The photos are cropped versions of panoramas composed by my older daughter from photos she took in the mountains of Arizona where my father requested that we spread his ashes. My mother did not make any request except to be cremated, but we managed to find the very same place to spread her ashes years later after her death.
arise to witching hour, the moon eclipsing the sun– in afterlight crow echoes his own call
gathered clouds, a bower of reflected light returned, unwrapping into daylight from its pall
orbits overlapping, crossing time as well as space– a hush that parallels the day’s forestall
twin umbras pause, passing– opposites in brief embrace– Aurora wakes, released to fly withal
Another kerf poem, for Colleen’s #TankaTuesday, where Gwen Plano has provided the words Dawn & Twilight. My apartment doesn’t face east at all, but the eclipsed sunrise felt very different yesterday, veiled and stilled, and the crows had a lot to say about it.
always digging deeper– roots that grow below, restore– listening through decay beyond stillness,
a place that is neither dark nor light, yet full, aware, gathered germinating into witness,
distilled light casting words that linger as counterpart– revealing mysteries in all that is
held on the wings of birds, circulated through the heart, absorbed into the spiraling axis
It’s poet’s choice of form at Colleen’s Tanka Tuesday, and how could I resist a syllabic form called “kerf”? I meant this also to be for the earthweal challenge this week, earthcraft, but obviously did not finish it in time.
The same foolishness everywhere. We talk over each other, repeat words until they are erased. The lines become solid form.
We can’t see either forest or trees. We respond without listening. The same actions, recast, broken up, taken down. Angry
outlines drawn like guns. Hanging over cliffs, waiting. Holding on, out, back. We banish heart, soul. Burning every single bridge. Drowning.
Early in my blogging life, on memadtwo, I did a series of paintings titled what is it good for? Then I did some embroideries titled war is not healthy (for children and other living things). Unfortunately, it’s (always) (still) relevant. Even in my city (mostly) young men are killing and being killed every day by gang and turf wars that are little more than macho posturing. And of course, as in every war, civilians are merely collateral damage.
I consulted the Oracle this morning while thinking about Colleen’s #TankaTuesday theme chosen by Merril, immortality. I was surprised when I went to post it how it follows the Oracle’s message from last week–beyond to the great beyond. Although I am consumed, one might even say overwhelmed, by my moving tasks, as long as my computer is still assembled I will continue speaking with the Oracle on Saturdays.
black as death we say—but what lies whispering like wind like skyshadow singing through blue lightdreams and still seas?

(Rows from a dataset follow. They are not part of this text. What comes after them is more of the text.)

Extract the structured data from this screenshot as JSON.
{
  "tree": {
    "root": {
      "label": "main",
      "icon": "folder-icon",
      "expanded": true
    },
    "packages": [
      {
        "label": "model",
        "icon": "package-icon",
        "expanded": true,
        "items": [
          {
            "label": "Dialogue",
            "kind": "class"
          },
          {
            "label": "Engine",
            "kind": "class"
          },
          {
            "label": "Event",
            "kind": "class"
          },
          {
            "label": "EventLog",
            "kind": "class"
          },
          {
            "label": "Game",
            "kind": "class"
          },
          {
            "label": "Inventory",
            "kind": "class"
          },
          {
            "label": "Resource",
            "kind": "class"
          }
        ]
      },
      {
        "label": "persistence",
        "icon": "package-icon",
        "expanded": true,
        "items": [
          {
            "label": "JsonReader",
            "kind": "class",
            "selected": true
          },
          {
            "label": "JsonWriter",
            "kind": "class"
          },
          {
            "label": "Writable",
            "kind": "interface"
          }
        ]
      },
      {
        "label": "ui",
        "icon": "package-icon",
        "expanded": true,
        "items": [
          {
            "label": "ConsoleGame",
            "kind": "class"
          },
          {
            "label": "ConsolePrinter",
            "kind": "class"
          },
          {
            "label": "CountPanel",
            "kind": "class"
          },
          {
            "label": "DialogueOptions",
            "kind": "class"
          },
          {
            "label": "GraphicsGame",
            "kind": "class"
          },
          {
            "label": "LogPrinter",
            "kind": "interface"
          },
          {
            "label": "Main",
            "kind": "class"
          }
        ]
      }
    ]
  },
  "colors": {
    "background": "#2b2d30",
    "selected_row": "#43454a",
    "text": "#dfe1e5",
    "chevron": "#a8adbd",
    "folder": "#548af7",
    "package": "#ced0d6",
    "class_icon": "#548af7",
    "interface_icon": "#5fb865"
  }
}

remember the rhythm dancing dazzled with starsisters– embrace the open window– vast secrets flying
the geography of water parallels and reconfigures the complexity of the heart– light, a fissured mirror, reflects memories in recurrent waves– the complexity of the heart parallels and reconfigures the geography of water
For Colleen’s Tanka Tuesday poet’s choice this week I’ve written an octo poem which is a revision of a poem I published four years ago for Sue Vincent’s photo prompt, spring, above. You can see the original post here (a shadorma, of course). What’s interesting to me is how wildly different my painting is from the photo.
Also, though I like the way this painting looks, I never followed up and did any more with the idea. I need my gouache which is in storage, but it’s got me thinking. Perhaps to be continued.
Fractals can’t be measured in traditional ways. And so it is with springs, memories, and hearts.